The protection of patient information is a major issue in the delivery of care through telemedicine. The existence of names, electronic medical records (an essential aspect of a telemedicine consult) and video images of patients in compromising positions and angles will all require the highest standards of protection and security. While arguments are heard regularly that paper records are also susceptible to disclosure, telemedicine is somewhat different because of the vulnerability of the telecommunications system over wide areas and the archiving of patient encounters for future consultation. Emerging case law on e-mail and the Internet will set some of the standards. However, Congress mandated that a federal standard be developed several years ago in the Health Insurance Portability and Accountability Act of 1996. While the deadline for the passage of the actual standards to be followed was August 21, 1999, practitioners in this area expected passage of some type of detailed standard by the end of 1999. Without federal or state legislation protecting the privacy of this information, there are no Pennsylvania statutes that one can look to for comprehensive guidance regarding the confidentiality and security of electronic patient records.
Patient and healthcare providers are becoming more comfortable with the use of e-mail for medical correspondence. While many of the same issues surrounding Internet Web sites and telemedicine apply to e-mail, there are two important legal issues surrounding the use of e-mail that require further discussion.
First, providers who respond to the medical concerns of their existing patients need to carefully document the interaction and encounter. Many defense lawyers and medical malpractice insurance carriers emphasize that the filing of e-mail correspondence should be treated as seriously as written telephone notes and medical notes made in a face-to-face visit. This is especially true in an academic medical center setting where a tremendous volume of patient inquiries is received by the staff.

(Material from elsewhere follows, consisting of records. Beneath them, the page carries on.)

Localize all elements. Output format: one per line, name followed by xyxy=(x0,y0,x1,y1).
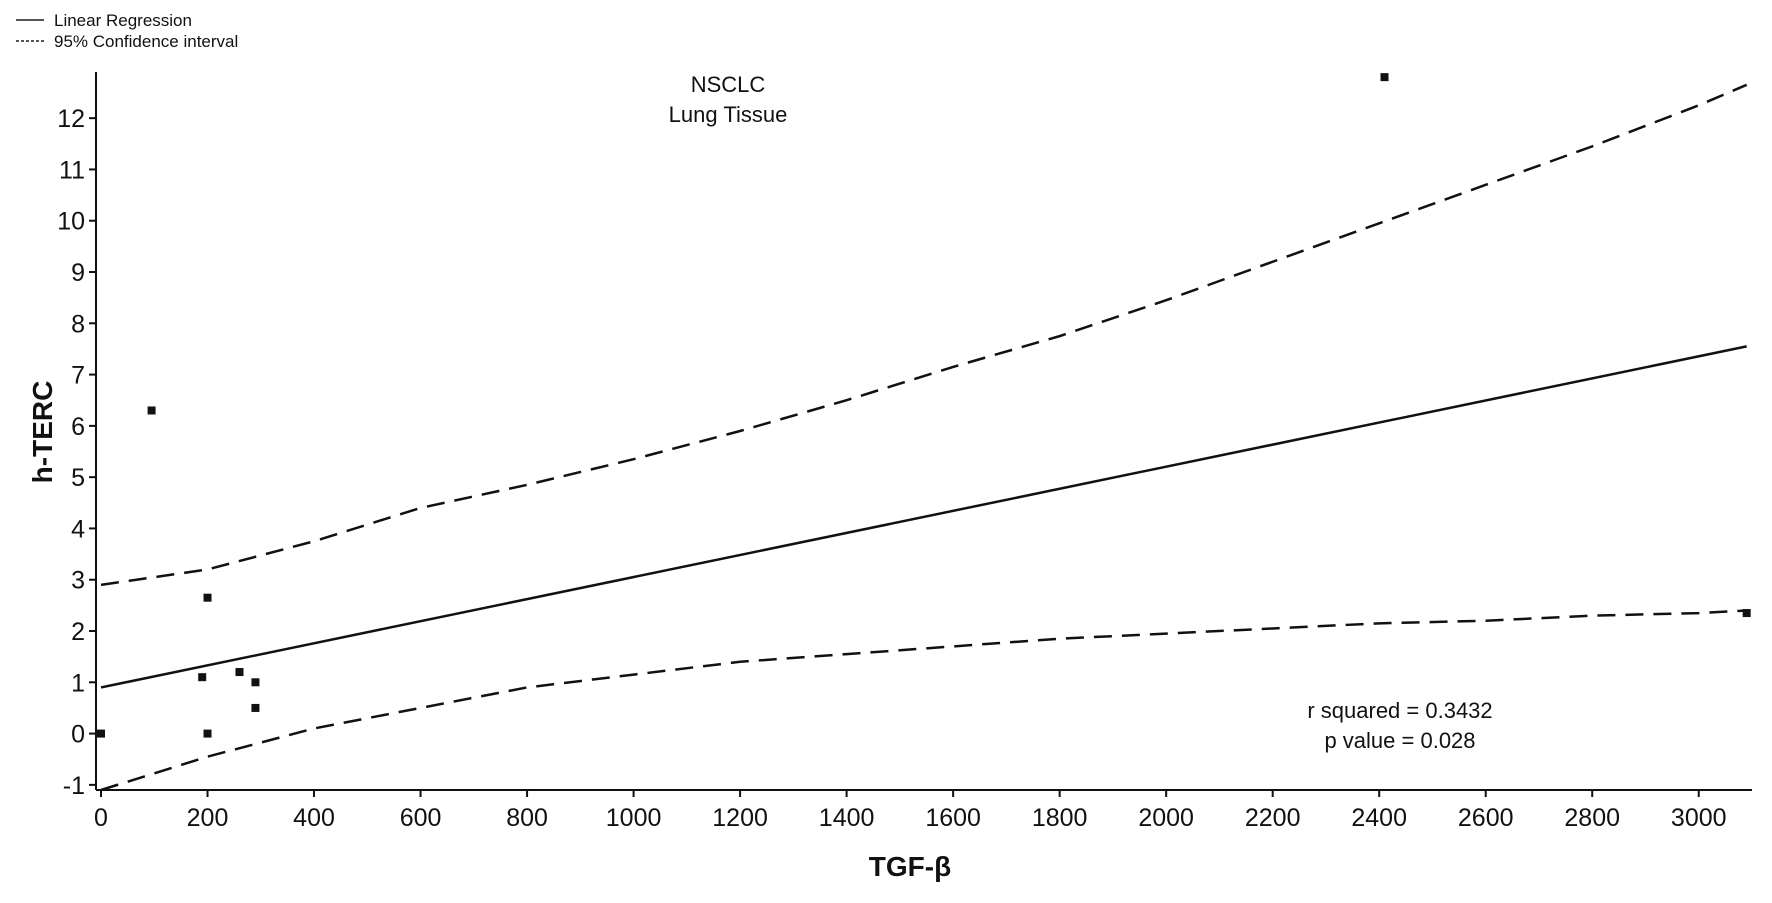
x-axis-ticks: 0 200 400 600 800 1000 1200 1400 1600 1800 2000 220… xyxy=(94,790,1727,832)
curves xyxy=(100,83,1748,792)
y-tick-label: 0 xyxy=(71,721,85,749)
data-point xyxy=(1380,73,1389,82)
x-tick-label: 800 xyxy=(506,804,548,832)
data-point xyxy=(235,668,244,677)
data-point xyxy=(1742,609,1751,618)
y-tick-label: 12 xyxy=(57,105,85,133)
y-tick-label: 2 xyxy=(71,618,85,646)
y-axis-title: h-TERC xyxy=(27,381,58,484)
y-tick-label: -1 xyxy=(63,772,85,800)
x-tick-label: 2200 xyxy=(1245,804,1301,832)
x-tick-label: 2800 xyxy=(1564,804,1620,832)
x-tick-label: 1000 xyxy=(606,804,662,832)
x-tick-label: 200 xyxy=(187,804,229,832)
data-point xyxy=(203,729,212,738)
x-tick-label: 0 xyxy=(94,804,108,832)
chart-subtitle: Lung Tissue xyxy=(669,102,788,127)
data-point xyxy=(198,673,207,682)
x-tick-label: 1200 xyxy=(712,804,768,832)
x-tick-label: 600 xyxy=(400,804,442,832)
x-tick-label: 2400 xyxy=(1351,804,1407,832)
y-tick-label: 6 xyxy=(71,413,85,441)
x-tick-label: 2000 xyxy=(1138,804,1194,832)
y-tick-label: 1 xyxy=(71,669,85,697)
data-point xyxy=(97,729,105,738)
regression-line xyxy=(100,345,1747,689)
x-tick-label: 400 xyxy=(293,804,335,832)
y-tick-label: 8 xyxy=(71,310,85,338)
ci-upper-line xyxy=(100,83,1748,587)
y-tick-label: 7 xyxy=(71,362,85,390)
x-axis-title: TGF-β xyxy=(869,851,951,882)
y-tick-label: 9 xyxy=(71,259,85,287)
x-tick-label: 1800 xyxy=(1032,804,1088,832)
r-squared-annotation: r squared = 0.3432 xyxy=(1307,698,1492,723)
y-tick-label: 3 xyxy=(71,567,85,595)
data-point xyxy=(147,406,156,415)
ci-lower-line xyxy=(100,609,1747,792)
x-tick-label: 3000 xyxy=(1671,804,1727,832)
y-tick-label: 4 xyxy=(71,515,85,543)
p-value-annotation: p value = 0.028 xyxy=(1324,728,1475,753)
chart-title: NSCLC xyxy=(691,72,766,97)
x-tick-label: 1600 xyxy=(925,804,981,832)
data-point xyxy=(251,703,260,712)
data-points xyxy=(97,73,1751,738)
x-tick-label: 1400 xyxy=(819,804,875,832)
data-point xyxy=(203,593,212,602)
y-tick-label: 11 xyxy=(59,156,85,184)
x-tick-label: 2600 xyxy=(1458,804,1514,832)
legend-regression-label: Linear Regression xyxy=(54,11,192,30)
legend: Linear Regression 95% Confidence interva… xyxy=(16,11,238,51)
y-tick-label: 5 xyxy=(71,464,85,492)
data-point xyxy=(251,678,260,687)
y-tick-label: 10 xyxy=(57,208,85,236)
legend-ci-label: 95% Confidence interval xyxy=(54,32,238,51)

The second issue that requires careful review is whether the use of e-mail will increase the number of consultative opinions and treatment regimens that the patient will seek independently without disclosing such information to the providers being queried. This could lead to issues over standards of care and which physician was responsible for which treatment regimen. The growth of e-mail usage in the healthcare area should, ultimately, become as commonplace as the telephone.
Healthcare Technology and the Law
Advances in technology applications will require healthcare lawyers to keep abreast of changes to traditional principles and protections. Future healthcare organizations may lose their local provider flavor as technology permits delivery of diagnosis and care, forcing legal counsel to deal with issues such as jurisdiction and newly accepted community standards of care.
With the advent of disease-based management software and the need to become more cost-effective and productive, patients, providers and their attorneys will continue to seek the best ways to protect their respective clients.